Dozens of interviews conducted by AFP in the northern
Unity State reveal a systematic pattern of abduction and rape perpetrated by
government soldiers and their allied militia during a recent offensive.
The investigation focused on attacks by government
forces but both sides have perpetrated ethnic massacres, recruited and killed children
and carried out widespread rape, torture and forced displacement of populations
to “cleanse” areas of their opponents.
Nyabena’s experience is typical. The 30-year-old mother
was seized when soldiers attacked her village in Rubkona County in April.
Men and boys were shot. Homes were looted and burned to
the ground. Women and girls were rounded up. She was among 40 taken from two
neighboring settlements and wells up with tears when she talks about being torn
away from her five children.
They were marched to Mayom County. Nyabena was held in
Kotong, a stronghold of Maj. Gen. Matthew Puljang, commander of a tribal Bul
Nuer militia aligned with South Sudan’s army, the SPLA, which has been battling
rebels since December 2013.
From April to July this year the SPLA and Puljang’s
militia carried out an offensive that United Nations investigators described as
a “scorched earth policy” in an August report.
Fighting and flooding limits access to large parts of
South Sudan, leading aid workers to refer to southern Unity State as “an
information black hole.”
A human rights investigator said: “Nobody knows what’s
happening in Mayom County,” where many of the women were taken. One military
expert estimated that “thousands of women” were abducted during the offensive.
“In all the southern Unity counties it’s been the same:
Those women who escape are lucky. Those who don’t are raped and abducted or
killed,” the rights investigator said. “The abduction of women seems to be
systematic. It might be for a day, or longer, or forever.” Those who escaped
recount their stories with numb, quiet voices. Nightmares plague some who wake
up terrorized, thinking they are still captive.
After her abduction Nyabena was put to work during the
day, carrying looted goods and food, collecting water and hoeing farms. She was
guarded constantly during the day and tied up at night with other women. “When
one of the soldiers wanted to have sex he would come, untie us and take us
away. When they were finished they would bring you back and tie you to the post
again,” she said, stretching her elbows behind her back to show how she was
bound. She said being raped by four men a night was common.
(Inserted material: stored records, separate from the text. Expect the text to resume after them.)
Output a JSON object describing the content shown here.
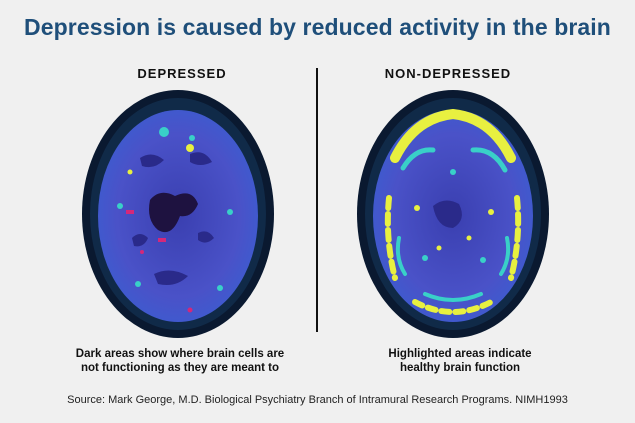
{
  "title": "Depression is caused by reduced activity in the brain",
  "panels": [
    {
      "label": "DEPRESSED",
      "caption_line1": "Dark areas show where brain cells are",
      "caption_line2": "not functioning as they are meant to"
    },
    {
      "label": "NON-DEPRESSED",
      "caption_line1": "Highlighted areas indicate",
      "caption_line2": "healthy brain function"
    }
  ],
  "source": "Source: Mark George, M.D. Biological Psychiatry Branch of Intramural Research Programs. NIMH1993",
  "colors": {
    "title": "#1f4f7a",
    "scan_dark": "#0a1930",
    "scan_base": "#4a52c8",
    "scan_dim": "#2a2a8a",
    "scan_low": "#1e1240",
    "scan_active": "#e8f040",
    "scan_mid": "#39d0c8",
    "scan_spot": "#d4287a"
  }
}
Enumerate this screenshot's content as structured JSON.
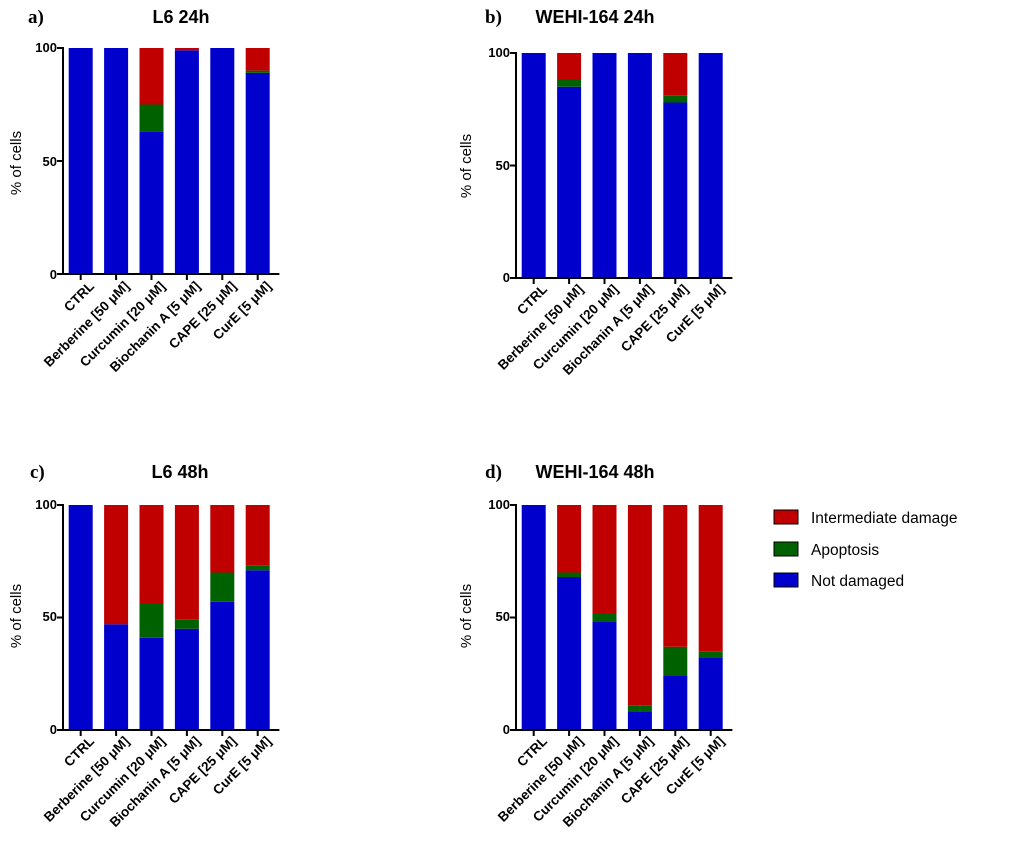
{
  "chart_data": [
    {
      "type": "bar",
      "stacked": true,
      "panel_label": "a)",
      "title": "L6 24h",
      "xlabel": "",
      "ylabel": "% of cells",
      "ylim": [
        0,
        100
      ],
      "yticks": [
        "0",
        "50",
        "100"
      ],
      "categories": [
        "CTRL",
        "Berberine [50 μM]",
        "Curcumin [20 μM]",
        "Biochanin A [5 μM]",
        "CAPE [25 μM]",
        "CurE [5 μM]"
      ],
      "series": [
        {
          "name": "Not damaged",
          "values": [
            100,
            100,
            63,
            99,
            100,
            89
          ]
        },
        {
          "name": "Apoptosis",
          "values": [
            0,
            0,
            12,
            0,
            0,
            1
          ]
        },
        {
          "name": "Intermediate damage",
          "values": [
            0,
            0,
            25,
            1,
            0,
            10
          ]
        }
      ]
    },
    {
      "type": "bar",
      "stacked": true,
      "panel_label": "b)",
      "title": "WEHI-164 24h",
      "xlabel": "",
      "ylabel": "% of cells",
      "ylim": [
        0,
        100
      ],
      "yticks": [
        "0",
        "50",
        "100"
      ],
      "categories": [
        "CTRL",
        "Berberine [50 μM]",
        "Curcumin [20 μM]",
        "Biochanin A [5 μM]",
        "CAPE [25 μM]",
        "CurE [5 μM]"
      ],
      "series": [
        {
          "name": "Not damaged",
          "values": [
            100,
            85,
            100,
            100,
            78,
            100
          ]
        },
        {
          "name": "Apoptosis",
          "values": [
            0,
            3,
            0,
            0,
            3,
            0
          ]
        },
        {
          "name": "Intermediate damage",
          "values": [
            0,
            12,
            0,
            0,
            19,
            0
          ]
        }
      ]
    },
    {
      "type": "bar",
      "stacked": true,
      "panel_label": "c)",
      "title": "L6 48h",
      "xlabel": "",
      "ylabel": "% of cells",
      "ylim": [
        0,
        100
      ],
      "yticks": [
        "0",
        "50",
        "100"
      ],
      "categories": [
        "CTRL",
        "Berberine [50 μM]",
        "Curcumin [20 μM]",
        "Biochanin A [5 μM]",
        "CAPE [25 μM]",
        "CurE [5 μM]"
      ],
      "series": [
        {
          "name": "Not damaged",
          "values": [
            100,
            47,
            41,
            45,
            57,
            71
          ]
        },
        {
          "name": "Apoptosis",
          "values": [
            0,
            0,
            15,
            4,
            13,
            2
          ]
        },
        {
          "name": "Intermediate damage",
          "values": [
            0,
            53,
            44,
            51,
            30,
            27
          ]
        }
      ]
    },
    {
      "type": "bar",
      "stacked": true,
      "panel_label": "d)",
      "title": "WEHI-164 48h",
      "xlabel": "",
      "ylabel": "% of cells",
      "ylim": [
        0,
        100
      ],
      "yticks": [
        "0",
        "50",
        "100"
      ],
      "categories": [
        "CTRL",
        "Berberine [50 μM]",
        "Curcumin [20 μM]",
        "Biochanin A [5 μM]",
        "CAPE [25 μM]",
        "CurE [5 μM]"
      ],
      "series": [
        {
          "name": "Not damaged",
          "values": [
            100,
            68,
            48,
            8,
            24,
            32
          ]
        },
        {
          "name": "Apoptosis",
          "values": [
            0,
            2,
            4,
            3,
            13,
            3
          ]
        },
        {
          "name": "Intermediate damage",
          "values": [
            0,
            30,
            48,
            89,
            63,
            65
          ]
        }
      ]
    }
  ],
  "legend": {
    "position": "right",
    "items": [
      {
        "label": "Intermediate damage",
        "color": "#C00000"
      },
      {
        "label": "Apoptosis",
        "color": "#006100"
      },
      {
        "label": "Not damaged",
        "color": "#0000CC"
      }
    ]
  },
  "colors": {
    "Not damaged": "#0000CC",
    "Apoptosis": "#006100",
    "Intermediate damage": "#C00000"
  }
}
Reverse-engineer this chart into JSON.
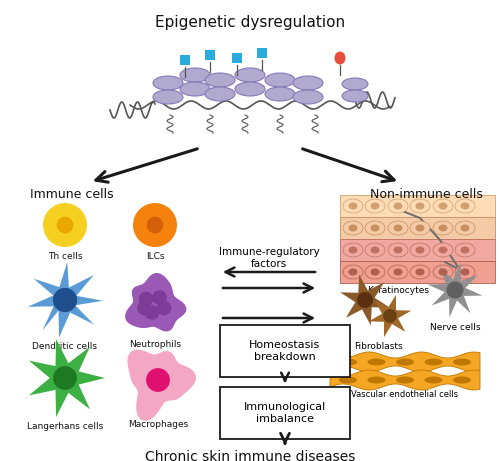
{
  "title": "Epigenetic dysregulation",
  "bottom_label": "Chronic skin immune diseases",
  "immune_label": "Immune cells",
  "nonimmune_label": "Non-immune cells",
  "immune_reg_label": "Immune-regulatory\nfactors",
  "homeostasis_label": "Homeostasis\nbreakdown",
  "immunological_label": "Immunological\nimbalance",
  "bg_color": "#ffffff",
  "arrow_color": "#1a1a1a",
  "box_color": "#ffffff",
  "box_edge": "#1a1a1a",
  "histone_color": "#b0aacf",
  "histone_edge": "#8878b8",
  "dna_color": "#555555",
  "diamond_color": "#29ABDE",
  "red_dot_color": "#E74C3C",
  "th_color": "#F5D020",
  "th_inner": "#E8A800",
  "ilc_color": "#F5820D",
  "ilc_inner": "#D4600A",
  "dendrite_color": "#5B9BD5",
  "dendrite_core": "#1F4E8C",
  "neutrophil_color": "#9B59B6",
  "neutrophil_spots": "#7D3C98",
  "langerhans_color": "#3CB043",
  "langerhans_core": "#1D7A22",
  "macrophage_color": "#F4A7C3",
  "macrophage_nucleus": "#E01070",
  "keratinocyte_top": "#F5CBA7",
  "keratinocyte_top2": "#FDDCB5",
  "keratinocyte_mid": "#F1A8A0",
  "keratinocyte_bot": "#F0A090",
  "keratinocyte_edge": "#C08060",
  "fibroblast_color": "#8B5A2B",
  "nerve_color": "#909090",
  "nerve_core": "#606060",
  "vascular_color": "#F5A623",
  "vascular_edge": "#C07800"
}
Women who refused to work or fought against their rape
would disappear. “In the morning we discover they are missing,” she said. Of
the 40 she arrived with in April, 10 disappeared this way.
Nyamai, a 38-year-old mother of five, was taken from her
village in Koch County. She was guarded constantly and tied up. As many as 10
soldiers would queue up at night for their turn raping her. “Please, let one
guy deal with me, don’t come all of you,” she pleaded, and was beaten with a
stick in response.
In another case, three of Nyatuach’s unmarried, teenaged
daughters were abducted in May during an attack on their village in Rubkona
County. Two are still missing, but her 17-year-old daughter escaped with three
of her nieces. They returned “very sick, very thin.”
“Their bodies were weak and they were leaking fluids
from so many men having intercourse with them,” Nyatuach said, a common symptom
of fistula, an incontinence-causing tear in the wall between the vagina and
bladder or rectum, that can be caused by particularly violent rape.
Others were raped repeatedly until, bleeding and unable
to take any more, they were set free, or killed. “When the girls were broken
they would dispose of them,” Nyatuach said.
Rebecca found her 12-year-old daughter again the day
after their village in Koch County was attacked. “When they took me, those
people used me,” the girl told her mother. Rebecca boiled some water and washed
her daughter with hot cloths.
“We can do nothing,” she told her. “It’s like that."